Looks like the Hero's weapon came in handy...

その流行を完全に無視したデザイン・・・ 伝説の勇者風 だよね~
That design that completely ignores fashion… It’s the legendary hero style.

That timeless design... You're sporting the legendary hero LOOK, aren't you?

伝説の勇者気取り・・・か、 大した自信だな
Dressing like the legendary hero…you have a lot of self confidence.

Dressing like the legendary hero...Wow, gutsy.

・・・よし! 古の勇者の武器、持って行けゴロ!
…Okay! Take the ancient hero’s weapon-goro!

...Ah! So THAT is why you are here! In that case, take the weapon of the Hero of the past...

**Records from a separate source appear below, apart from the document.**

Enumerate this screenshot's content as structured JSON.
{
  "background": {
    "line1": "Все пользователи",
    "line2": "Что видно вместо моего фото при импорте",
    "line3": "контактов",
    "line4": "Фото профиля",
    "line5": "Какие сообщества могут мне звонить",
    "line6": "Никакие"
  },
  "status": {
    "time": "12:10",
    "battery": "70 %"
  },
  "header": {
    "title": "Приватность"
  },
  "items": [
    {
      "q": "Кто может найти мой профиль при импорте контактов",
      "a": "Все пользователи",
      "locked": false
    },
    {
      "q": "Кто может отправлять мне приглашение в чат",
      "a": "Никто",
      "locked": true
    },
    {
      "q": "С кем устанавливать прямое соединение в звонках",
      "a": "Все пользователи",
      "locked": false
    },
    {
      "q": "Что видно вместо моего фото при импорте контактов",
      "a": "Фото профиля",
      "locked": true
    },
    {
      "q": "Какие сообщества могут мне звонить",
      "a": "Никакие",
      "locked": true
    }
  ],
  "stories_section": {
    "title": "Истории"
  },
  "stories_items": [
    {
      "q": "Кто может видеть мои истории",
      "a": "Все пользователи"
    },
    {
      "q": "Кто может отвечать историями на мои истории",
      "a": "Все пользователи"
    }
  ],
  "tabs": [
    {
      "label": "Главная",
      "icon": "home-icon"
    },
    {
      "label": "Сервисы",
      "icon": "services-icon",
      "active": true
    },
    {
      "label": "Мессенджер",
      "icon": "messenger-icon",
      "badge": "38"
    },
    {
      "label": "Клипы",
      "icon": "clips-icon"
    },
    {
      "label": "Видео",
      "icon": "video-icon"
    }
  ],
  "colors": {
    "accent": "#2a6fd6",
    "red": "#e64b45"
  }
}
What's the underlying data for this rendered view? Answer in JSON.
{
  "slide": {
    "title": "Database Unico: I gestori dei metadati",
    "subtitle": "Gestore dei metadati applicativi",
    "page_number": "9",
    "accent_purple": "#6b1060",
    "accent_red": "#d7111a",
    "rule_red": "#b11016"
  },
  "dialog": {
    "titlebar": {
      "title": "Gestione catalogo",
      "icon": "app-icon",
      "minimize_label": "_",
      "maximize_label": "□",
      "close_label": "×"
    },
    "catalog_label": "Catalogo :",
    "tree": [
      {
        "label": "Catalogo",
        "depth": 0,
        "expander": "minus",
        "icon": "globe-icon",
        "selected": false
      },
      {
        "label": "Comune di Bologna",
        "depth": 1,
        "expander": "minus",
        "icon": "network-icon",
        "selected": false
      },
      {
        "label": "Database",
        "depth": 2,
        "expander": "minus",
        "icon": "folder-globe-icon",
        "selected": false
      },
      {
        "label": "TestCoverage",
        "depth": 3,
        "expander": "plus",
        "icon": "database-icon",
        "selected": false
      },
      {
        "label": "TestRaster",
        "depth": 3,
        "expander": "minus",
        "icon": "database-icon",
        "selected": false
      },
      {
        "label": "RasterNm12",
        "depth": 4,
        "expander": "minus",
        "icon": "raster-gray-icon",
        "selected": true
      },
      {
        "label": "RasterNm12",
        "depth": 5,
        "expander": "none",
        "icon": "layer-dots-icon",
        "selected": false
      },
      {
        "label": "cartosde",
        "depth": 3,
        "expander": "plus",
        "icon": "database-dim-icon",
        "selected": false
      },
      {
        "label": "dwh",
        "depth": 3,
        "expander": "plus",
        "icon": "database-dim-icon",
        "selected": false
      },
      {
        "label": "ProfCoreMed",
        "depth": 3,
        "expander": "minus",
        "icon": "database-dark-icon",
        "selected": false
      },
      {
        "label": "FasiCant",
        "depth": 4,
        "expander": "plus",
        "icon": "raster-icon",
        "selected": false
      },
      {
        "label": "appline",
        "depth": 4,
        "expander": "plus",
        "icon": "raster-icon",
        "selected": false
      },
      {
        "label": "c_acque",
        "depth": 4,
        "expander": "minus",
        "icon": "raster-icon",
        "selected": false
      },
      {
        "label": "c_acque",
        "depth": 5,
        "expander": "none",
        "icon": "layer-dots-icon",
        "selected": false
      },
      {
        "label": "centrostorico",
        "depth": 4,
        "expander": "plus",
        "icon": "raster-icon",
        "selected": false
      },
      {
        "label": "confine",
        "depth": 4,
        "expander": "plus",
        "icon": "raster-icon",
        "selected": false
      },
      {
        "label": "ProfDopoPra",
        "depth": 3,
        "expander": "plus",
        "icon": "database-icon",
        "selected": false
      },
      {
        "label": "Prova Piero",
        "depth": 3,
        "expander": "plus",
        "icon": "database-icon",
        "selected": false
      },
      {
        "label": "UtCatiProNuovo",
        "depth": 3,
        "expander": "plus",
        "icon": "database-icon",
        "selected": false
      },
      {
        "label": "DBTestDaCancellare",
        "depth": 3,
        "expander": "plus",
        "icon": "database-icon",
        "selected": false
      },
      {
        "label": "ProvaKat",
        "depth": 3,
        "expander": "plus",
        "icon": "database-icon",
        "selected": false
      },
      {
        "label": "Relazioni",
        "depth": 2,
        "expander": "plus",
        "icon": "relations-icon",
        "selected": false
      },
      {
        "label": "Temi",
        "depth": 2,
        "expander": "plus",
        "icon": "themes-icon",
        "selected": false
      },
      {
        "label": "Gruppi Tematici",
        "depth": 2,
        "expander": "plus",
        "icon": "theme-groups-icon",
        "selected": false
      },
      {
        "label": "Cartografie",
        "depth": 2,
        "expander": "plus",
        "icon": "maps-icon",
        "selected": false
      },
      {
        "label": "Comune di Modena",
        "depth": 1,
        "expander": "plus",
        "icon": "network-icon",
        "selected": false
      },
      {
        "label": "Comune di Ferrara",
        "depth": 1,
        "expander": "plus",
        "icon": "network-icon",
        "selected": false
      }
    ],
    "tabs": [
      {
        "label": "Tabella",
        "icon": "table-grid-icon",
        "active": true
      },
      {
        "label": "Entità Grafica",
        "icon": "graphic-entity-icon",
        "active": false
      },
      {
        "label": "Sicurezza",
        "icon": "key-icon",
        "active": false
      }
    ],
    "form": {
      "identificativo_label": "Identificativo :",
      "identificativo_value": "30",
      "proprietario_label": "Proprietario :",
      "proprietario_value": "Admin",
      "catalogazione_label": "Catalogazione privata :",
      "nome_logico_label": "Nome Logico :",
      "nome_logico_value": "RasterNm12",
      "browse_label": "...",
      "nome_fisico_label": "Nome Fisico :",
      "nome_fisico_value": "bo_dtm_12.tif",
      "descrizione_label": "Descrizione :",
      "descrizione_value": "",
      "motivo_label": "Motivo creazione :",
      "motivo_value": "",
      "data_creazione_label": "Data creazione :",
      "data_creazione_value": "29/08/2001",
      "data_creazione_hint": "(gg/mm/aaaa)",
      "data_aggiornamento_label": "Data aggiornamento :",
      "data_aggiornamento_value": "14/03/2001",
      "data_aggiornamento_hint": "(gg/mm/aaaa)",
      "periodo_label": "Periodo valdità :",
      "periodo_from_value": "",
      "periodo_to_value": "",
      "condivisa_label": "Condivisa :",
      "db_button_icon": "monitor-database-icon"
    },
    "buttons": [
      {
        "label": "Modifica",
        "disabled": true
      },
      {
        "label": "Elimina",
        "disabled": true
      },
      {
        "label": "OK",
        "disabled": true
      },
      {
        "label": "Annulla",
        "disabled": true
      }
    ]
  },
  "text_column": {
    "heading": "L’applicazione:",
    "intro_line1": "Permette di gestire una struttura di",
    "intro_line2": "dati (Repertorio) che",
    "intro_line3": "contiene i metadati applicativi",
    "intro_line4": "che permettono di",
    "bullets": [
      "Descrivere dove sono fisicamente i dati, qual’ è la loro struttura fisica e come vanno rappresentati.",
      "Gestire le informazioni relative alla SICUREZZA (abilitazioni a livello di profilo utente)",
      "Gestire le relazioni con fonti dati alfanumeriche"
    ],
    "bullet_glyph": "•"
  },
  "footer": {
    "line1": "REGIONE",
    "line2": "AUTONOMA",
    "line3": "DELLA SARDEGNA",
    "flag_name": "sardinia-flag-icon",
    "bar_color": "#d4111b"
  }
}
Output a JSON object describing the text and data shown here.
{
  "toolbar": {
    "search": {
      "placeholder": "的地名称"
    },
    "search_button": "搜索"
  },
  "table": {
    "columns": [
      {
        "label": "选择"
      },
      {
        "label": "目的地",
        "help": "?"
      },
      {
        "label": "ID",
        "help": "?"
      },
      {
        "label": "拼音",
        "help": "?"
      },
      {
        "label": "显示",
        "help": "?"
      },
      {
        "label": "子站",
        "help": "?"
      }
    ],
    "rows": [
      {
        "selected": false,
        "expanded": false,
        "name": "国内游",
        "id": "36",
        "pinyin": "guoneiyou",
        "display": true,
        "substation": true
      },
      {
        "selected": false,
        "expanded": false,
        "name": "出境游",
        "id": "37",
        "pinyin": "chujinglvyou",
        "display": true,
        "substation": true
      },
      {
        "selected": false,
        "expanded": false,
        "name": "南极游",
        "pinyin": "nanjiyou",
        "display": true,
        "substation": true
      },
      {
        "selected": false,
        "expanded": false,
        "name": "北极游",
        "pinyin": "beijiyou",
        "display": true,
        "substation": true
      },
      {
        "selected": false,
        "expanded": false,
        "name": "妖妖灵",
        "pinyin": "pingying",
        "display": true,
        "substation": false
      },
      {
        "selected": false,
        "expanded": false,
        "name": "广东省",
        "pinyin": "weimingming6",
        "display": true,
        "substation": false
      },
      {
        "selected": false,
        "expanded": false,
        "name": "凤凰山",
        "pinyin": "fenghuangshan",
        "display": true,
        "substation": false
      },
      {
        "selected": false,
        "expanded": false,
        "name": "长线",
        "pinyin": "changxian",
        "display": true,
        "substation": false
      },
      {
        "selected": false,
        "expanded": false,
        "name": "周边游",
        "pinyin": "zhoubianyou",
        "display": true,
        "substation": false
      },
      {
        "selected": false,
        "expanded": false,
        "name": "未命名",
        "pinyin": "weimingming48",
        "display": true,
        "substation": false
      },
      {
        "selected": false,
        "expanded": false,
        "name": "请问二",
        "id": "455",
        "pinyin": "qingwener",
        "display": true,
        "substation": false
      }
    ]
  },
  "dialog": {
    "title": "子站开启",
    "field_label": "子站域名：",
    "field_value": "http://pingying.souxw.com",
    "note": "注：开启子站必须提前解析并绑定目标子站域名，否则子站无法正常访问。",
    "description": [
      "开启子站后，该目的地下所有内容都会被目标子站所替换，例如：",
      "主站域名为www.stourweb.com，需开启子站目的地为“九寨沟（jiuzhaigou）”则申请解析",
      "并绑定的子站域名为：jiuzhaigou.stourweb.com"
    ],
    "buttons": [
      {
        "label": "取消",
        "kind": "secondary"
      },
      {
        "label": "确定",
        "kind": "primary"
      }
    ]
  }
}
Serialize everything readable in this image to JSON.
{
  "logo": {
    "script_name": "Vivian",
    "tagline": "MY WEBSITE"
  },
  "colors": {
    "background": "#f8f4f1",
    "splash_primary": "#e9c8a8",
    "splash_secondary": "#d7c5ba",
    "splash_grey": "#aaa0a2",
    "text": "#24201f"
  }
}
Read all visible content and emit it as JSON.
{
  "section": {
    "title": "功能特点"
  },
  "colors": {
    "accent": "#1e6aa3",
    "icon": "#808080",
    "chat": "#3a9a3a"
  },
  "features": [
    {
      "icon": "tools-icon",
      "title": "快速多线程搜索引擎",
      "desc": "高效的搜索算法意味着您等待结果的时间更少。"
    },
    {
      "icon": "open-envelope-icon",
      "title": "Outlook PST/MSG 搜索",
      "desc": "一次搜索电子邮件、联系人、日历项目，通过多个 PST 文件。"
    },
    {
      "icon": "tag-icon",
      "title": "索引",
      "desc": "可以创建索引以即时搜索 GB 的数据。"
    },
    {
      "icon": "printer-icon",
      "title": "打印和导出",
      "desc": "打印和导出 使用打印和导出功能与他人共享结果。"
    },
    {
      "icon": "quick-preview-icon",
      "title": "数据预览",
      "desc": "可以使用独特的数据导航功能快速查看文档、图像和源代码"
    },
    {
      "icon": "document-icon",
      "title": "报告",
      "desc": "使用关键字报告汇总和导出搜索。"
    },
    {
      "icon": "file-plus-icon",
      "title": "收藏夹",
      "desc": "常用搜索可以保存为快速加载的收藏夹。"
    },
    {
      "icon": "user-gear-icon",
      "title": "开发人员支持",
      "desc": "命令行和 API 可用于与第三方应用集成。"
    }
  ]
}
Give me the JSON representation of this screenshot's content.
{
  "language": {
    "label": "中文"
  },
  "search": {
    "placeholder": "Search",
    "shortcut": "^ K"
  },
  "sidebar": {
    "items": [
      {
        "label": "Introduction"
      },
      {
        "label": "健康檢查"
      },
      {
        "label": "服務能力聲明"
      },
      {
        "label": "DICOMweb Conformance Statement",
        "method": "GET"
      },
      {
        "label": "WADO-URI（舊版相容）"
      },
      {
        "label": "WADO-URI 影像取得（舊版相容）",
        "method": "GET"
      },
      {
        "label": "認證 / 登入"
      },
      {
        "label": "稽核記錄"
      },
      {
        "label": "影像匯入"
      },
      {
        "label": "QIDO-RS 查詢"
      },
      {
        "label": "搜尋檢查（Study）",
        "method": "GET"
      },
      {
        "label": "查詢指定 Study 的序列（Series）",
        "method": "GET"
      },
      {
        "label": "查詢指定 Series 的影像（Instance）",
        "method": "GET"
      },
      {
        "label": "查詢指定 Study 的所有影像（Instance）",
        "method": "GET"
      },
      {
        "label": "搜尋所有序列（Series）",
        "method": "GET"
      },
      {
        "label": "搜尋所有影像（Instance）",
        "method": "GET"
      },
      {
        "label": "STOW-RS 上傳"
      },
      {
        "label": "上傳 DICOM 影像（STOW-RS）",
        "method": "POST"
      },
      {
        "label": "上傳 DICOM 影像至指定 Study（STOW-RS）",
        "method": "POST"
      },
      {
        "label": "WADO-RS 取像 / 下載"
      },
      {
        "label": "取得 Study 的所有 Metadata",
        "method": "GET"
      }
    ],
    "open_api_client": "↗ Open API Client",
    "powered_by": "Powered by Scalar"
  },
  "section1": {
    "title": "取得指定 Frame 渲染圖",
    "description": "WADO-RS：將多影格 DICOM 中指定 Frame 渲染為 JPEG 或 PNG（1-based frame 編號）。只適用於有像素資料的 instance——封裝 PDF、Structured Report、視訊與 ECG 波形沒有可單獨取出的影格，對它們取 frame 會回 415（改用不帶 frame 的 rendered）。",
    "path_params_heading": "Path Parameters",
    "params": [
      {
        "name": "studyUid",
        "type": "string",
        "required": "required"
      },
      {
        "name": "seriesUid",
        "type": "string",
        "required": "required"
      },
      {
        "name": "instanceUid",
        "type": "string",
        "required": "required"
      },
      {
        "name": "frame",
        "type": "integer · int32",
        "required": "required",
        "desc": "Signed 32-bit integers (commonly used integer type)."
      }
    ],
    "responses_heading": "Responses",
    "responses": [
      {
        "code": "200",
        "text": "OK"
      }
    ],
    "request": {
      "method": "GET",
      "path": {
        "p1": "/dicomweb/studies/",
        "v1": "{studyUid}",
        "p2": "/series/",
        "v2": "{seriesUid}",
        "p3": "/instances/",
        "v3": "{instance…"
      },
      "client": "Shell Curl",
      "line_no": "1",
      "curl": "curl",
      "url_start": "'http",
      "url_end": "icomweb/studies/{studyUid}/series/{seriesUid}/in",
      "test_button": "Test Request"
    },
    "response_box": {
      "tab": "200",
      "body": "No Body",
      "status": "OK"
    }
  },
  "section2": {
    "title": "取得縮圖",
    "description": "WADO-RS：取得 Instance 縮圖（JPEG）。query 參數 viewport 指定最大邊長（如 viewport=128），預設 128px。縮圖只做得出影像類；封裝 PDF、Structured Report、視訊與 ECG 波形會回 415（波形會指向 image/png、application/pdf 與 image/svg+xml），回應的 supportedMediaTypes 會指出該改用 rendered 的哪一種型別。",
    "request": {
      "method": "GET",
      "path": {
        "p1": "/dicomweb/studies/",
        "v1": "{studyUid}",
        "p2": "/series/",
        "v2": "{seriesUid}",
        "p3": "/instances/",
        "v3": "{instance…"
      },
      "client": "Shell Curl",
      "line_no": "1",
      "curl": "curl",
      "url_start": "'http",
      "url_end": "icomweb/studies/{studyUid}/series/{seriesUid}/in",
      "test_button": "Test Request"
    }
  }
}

この鉱山には、古の勇者が遺したと 言い伝えられる 武器があるゴロ
In this mine, there is a weapon that is said to have been left behind by the ancient hero-goro.

There is something that may help you... A weapon said to have been left in this mine by a hero of old.

There were a lot more lines with Gorons referring to the bow as the "ancient hero's weapon (古の勇者の武器)" that I skipped because they don't really add anything.
Also, as usual, the Japanese could mean either "the hero" or "a hero".

#1350 Duke Serkol

Duke Serkol

    Famicom

  • ZL Staff
  • 1,413 posts

Posted 28 March 2009 - 05:23 PM

What about the one that says the hero used the bow to rid the land of some of the most terrible monsters it ever saw (or something like that)?

Anyway good, it seems everything was translated correctly (except for some added color which is welcome I'd say).